Le paradoxe persistant de l’aviation africaine
L’Afrique dispose de 14 762 routes aériennes, mais ne capte que 2 % du trafic mondial, avec seulement 20 % de ce trafic dédié à l’intra-africain, contre 80 % vers l’international. Un entrepreneur ivoirien souhaitant rencontrer son partenaire tanzanien doit souvent passer par Dubaï ou Paris – une réalité qui grève directement la compétitivité des entreprises africaines.
La ZLECAf, entrée en vigueur en janvier 2021, vise à créer un marché unique de 1,3 milliard de consommateurs, avec une augmentation potentielle de 52,3 % du volume des échanges intra-africains. Mais ces projections reposent sur une condition que les textes seuls ne peuvent garantir : la capacité physique à circuler librement entre les 54 pays membres. L’aviation devient alors un déterminant incontournable.
Les chiffres sont éloquents : la pleine mise en œuvre de la ZLECAf doublerait les tonnes de fret aérien, de 2,3 à 4,5 millions, et plus de 25 % des gains du commerce intra-africain des services iraient au seul secteur des transports. Loin d’être un bénéficiaire passif de l’intégration, l’aviation en est un accélérateur actif.
SAATM : la libéralisation comme levier concret
Sur le plan réglementaire, le SAATM apporte une réponse structurelle en libéralisant les droits de trafic entre États membres. Grâce à l’engagement continu de la CAFAC, 108 nouvelles routes ont été ouvertes entre septembre 2022 et avril 2025. Un résultat tangible, mais encore insuffisant face aux besoins du continent.

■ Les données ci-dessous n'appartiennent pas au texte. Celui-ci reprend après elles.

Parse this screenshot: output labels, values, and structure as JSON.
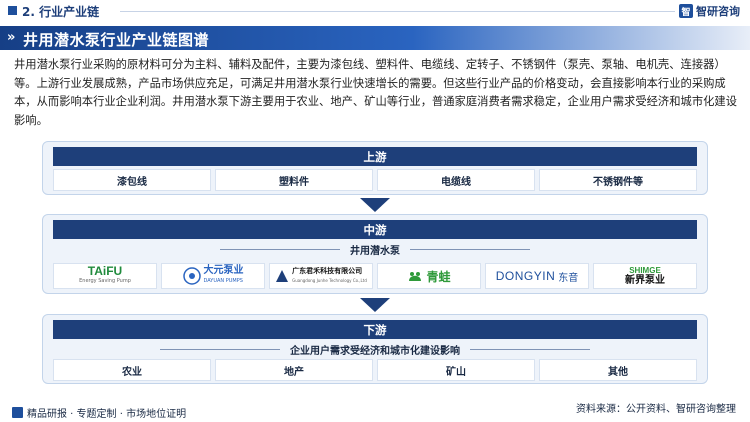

Wamkele Mene, Secrétaire Général de la ZLECAf, a posé le diagnostic avec clarté : « Le point de départ doit être la suppression des barrières qui freinent ou empêchent la mise en place de chaînes de valeur efficaces à travers le continent. » Barrières réglementaires, certes, mais aussi physiques – d’où la nécessité d’agir sur les infrastructures et le financement.

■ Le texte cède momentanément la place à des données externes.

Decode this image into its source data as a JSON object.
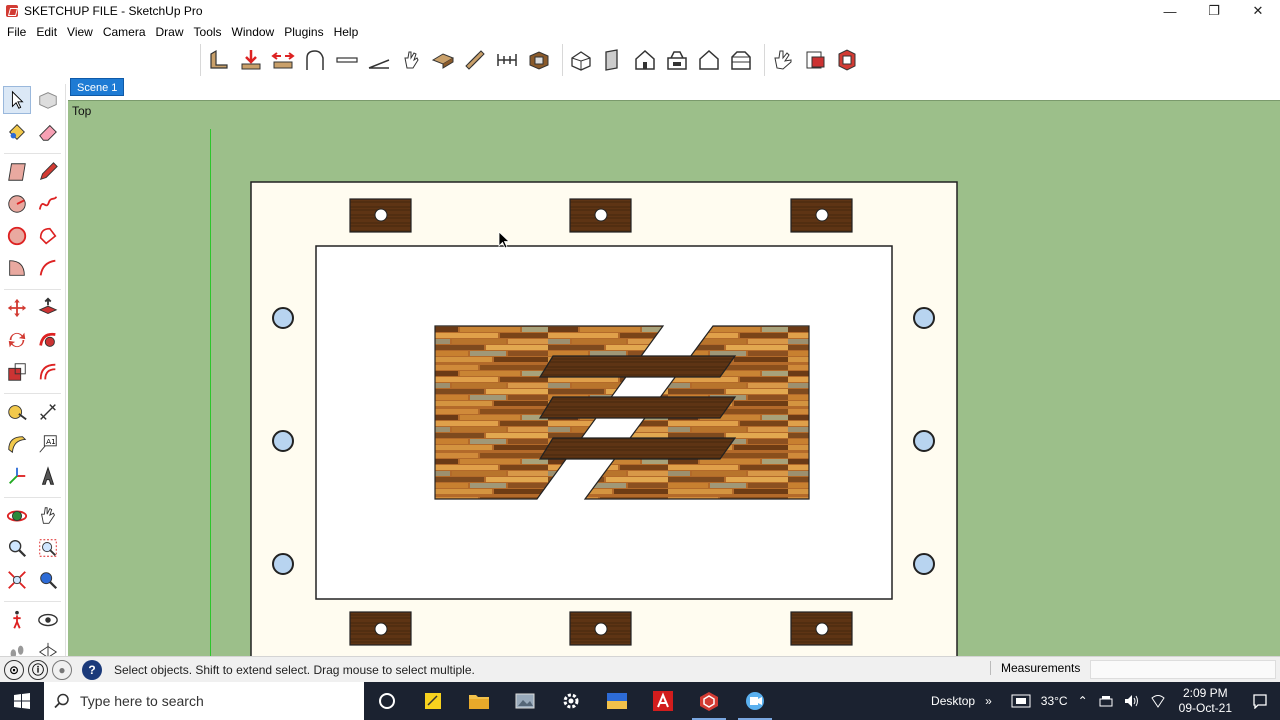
{
  "window": {
    "title": "SKETCHUP FILE - SketchUp Pro",
    "minimize": "—",
    "restore": "❐",
    "close": "✕"
  },
  "menu": [
    "File",
    "Edit",
    "View",
    "Camera",
    "Draw",
    "Tools",
    "Window",
    "Plugins",
    "Help"
  ],
  "scene": {
    "tab_label": "Scene 1",
    "view_label": "Top"
  },
  "status": {
    "message": "Select objects. Shift to extend select. Drag mouse to select multiple.",
    "measurements_label": "Measurements",
    "measurements_value": ""
  },
  "taskbar": {
    "search_placeholder": "Type here to search",
    "desktop_label": "Desktop",
    "temperature": "33°C",
    "time": "2:09 PM",
    "date": "09-Oct-21"
  },
  "colors": {
    "viewport_bg": "#9cbf8a",
    "scene_tab": "#1e7bd4",
    "wood_dark": "#5a2f12",
    "board_bg": "#fffcf0",
    "hole_fill": "#b8d4f0"
  }
}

Les discussions de Lomé aborderont ainsi l’amélioration de la connectivité, la réduction des coûts, le financement des infrastructures aéroportuaires, la transformation numérique du secteur et la promotion de carburants d’aviation durables, en lien avec l’Agenda 2063 de l’Union Africaine.
Des résultats attendus pour un marché aérien plus compétitif
La convention devrait aboutir à plusieurs avancées concrètes : l’adoption de la Déclaration ministérielle de Lomé, le lancement de la Plateforme Africaine de Développement des Routes Aériennes (ARDP), et la mise en place de nouveaux mécanismes de coopération pour soutenir un marché aérien africain plus intégré.
Lomé n’est pas un lieu d’accueil anodin. La capitale togolaise abrite ASKY Airlines, qui dessert une vingtaine de destinations africaines et prouve qu’une compagnie régionale peut prospérer en connectant des marchés sous-desservis. Le Togo a par ailleurs supprimé les visas pour les ressortissants africains, levant ainsi l’une des barrières non aériennes à la mobilité. Cette convention représente pour le pays une occasion unique de valoriser ses ambitions aéronautiques, d’attirer des investissements et de se poser en acteur clé d’un transport aérien enfin capable de soutenir l’essor de la ZLECAf.